After being hit by an airstrike from the Turkish air force, a Syrian leader was quoted as saying...

"As God is my witness, I thought the Turkish couldn't fly..."

20% of Syrians live in turmoil and unrest.

The other 80% live in the Greece, Germany, Sweden ect

Get in on Syrian real estate now!

The markets are exploding!

An American, a Chinese, a Russian, a German and a Syrian passenger are on a train...

The American starts to toss legal documents out the train's window.

The German asks, "Vy are you doing zat?"

The American replies, "We have too much of these."

---

Then the Chinese begins throwing rice out the window.

The German asks, "Vy are you doing zat now?"

The Chinese replies, "We got lay too much of that lice."

---

The Russian then flicks dashcams and vodka out his window.

The German asks, "Vat's the matter vith those?"

The Russian replies, "They're too common where I'm from, comrade."

---

The German looks at the Syrian guy.

#The Syrian guy, nervous, exclaims, "Don't you fooking dare!"

What do the Syrians and Fred Flinstone have in common?

They both have to put up with a lot of Rubble.

What's the difference between a Syrian chapel and a Turkish terrorist camp?

America will let in people from the terrorist camp.

What did the Syrian say about the airline food?

He'd say it was awful if he could get on the plane.

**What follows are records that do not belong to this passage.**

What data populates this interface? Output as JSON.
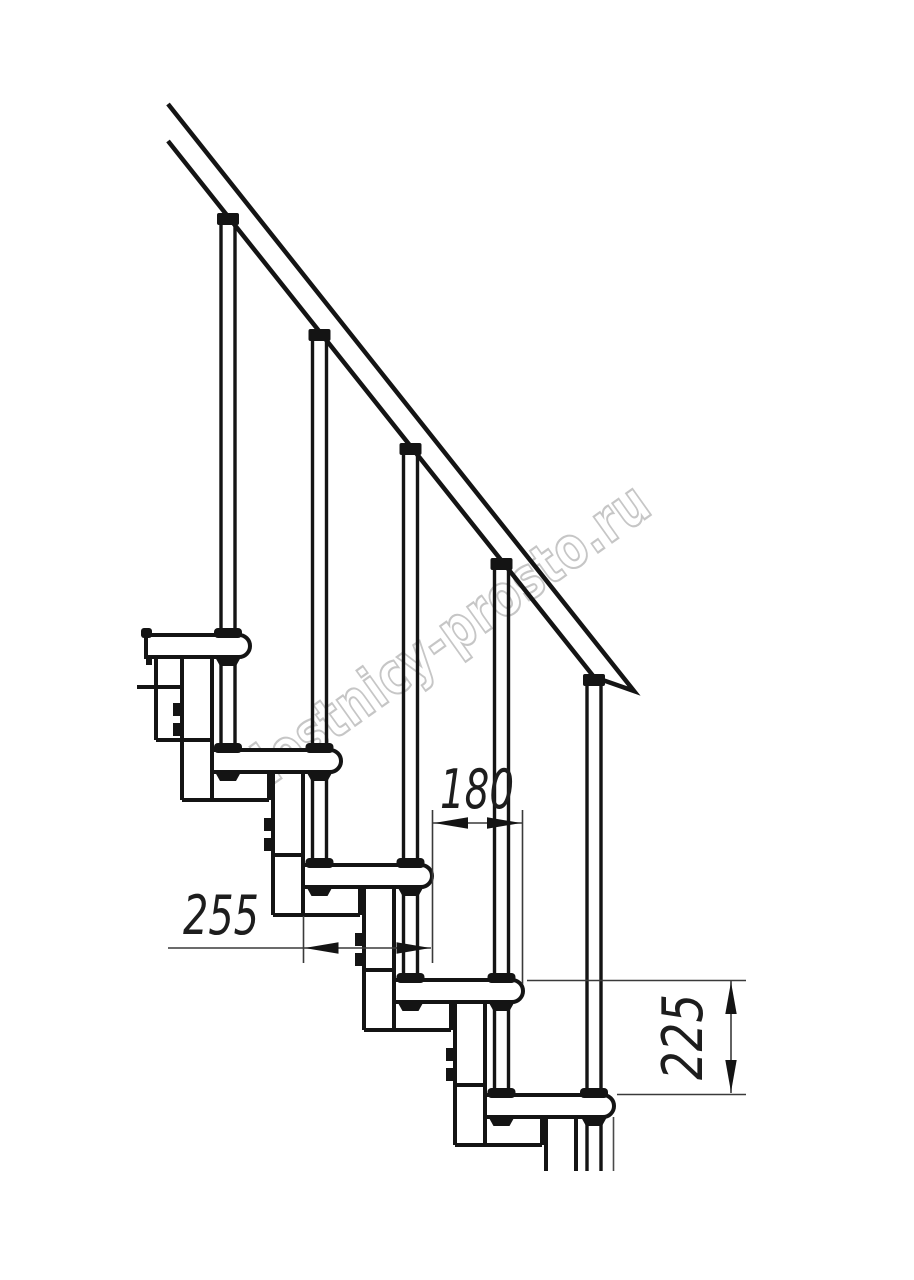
{
  "drawing": {
    "title": "staircase-side-elevation",
    "watermark": "lestnicy-prosto.ru",
    "dims": {
      "run": {
        "value": "180",
        "meaning": "horizontal step offset, mm"
      },
      "depth": {
        "value": "255",
        "meaning": "tread depth, mm"
      },
      "rise": {
        "value": "225",
        "meaning": "step rise, mm"
      }
    },
    "colors": {
      "line": "#141414",
      "dimension_line": "#3a3a3a",
      "watermark": "#c4c4c4",
      "background": "#ffffff"
    }
  }
}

An Iranian, Iraqi, Libyan, Somalian, Sudanese, Syrian and a Yemenite walk into a bar in america.

Just kidding, they can't.

What is a Syrian refugee's favorite kind of taco?

Assad-A

What do penguins and the Syrian airfield have in common?

They're both flightless

Three Syrian guys are talking when the first one says,"Can I ask you a question?"

The second guy says,"Sure! Ask us!" The first guy sits there doing nothing when the third guy says, "Damascus!"

Why don't Syrian kids ever take showers?

They wash up on shore.

I couldn't understand my new iphone

It only spoke Syrian

Whats the difference between an ISIS stronghold and a syrian school?

I dont know, i just fly the drone.

So ISIS have stockpiled over 10,000 brand new Syrian passports.

I'm seeing a lot of blank faces.

What's the difference between a deadly chemical plant and a Syrian school yard?

I don't know, they just have me fly the drone

What's the difference between a Syrian wedding and an ISIS training camp?

I don't know man, I just fly the drone.

What is the tagline of Syrian tourism department?

Come to Syria;have a blast.

You know what else isn't coming home?

Dead syrian children

What's the difference between a Syrian airbase And a Syrian orphanage

I don't know I just fly the drone

I showed some Syrian kids my new drone today.

They were all blown away by it.

How do you pick up Syrian chicks?

In pieces.

What's the similarity between a pot head and a Syrian girl wearing jeans?

They both get stoned.

How do you stop a Syrian Tank?

Shoot the guy pushing it

As a Syrian, I don't know why America is taking so long to get a definitive result from their election.

We know our results months in advance!

Just think that there are jokes based on truth that can bring down governments, or jokes which make girl laugh. Many of the syrian turkish jokes and puns are jokes supposed to be funny, but some can be offensive. When jokes go too far, are mean or racist, we try to silence them and it will be great if you give us feedback every time when a joke become bullying and inappropriate.

We suggest to use only working syrian missiles piadas for adults and blagues for friends. Some of the dirty witze and dark jokes are funny, but use them with caution in real life. Try to remember funny jokes you've never heard to tell your friends and will make you laugh.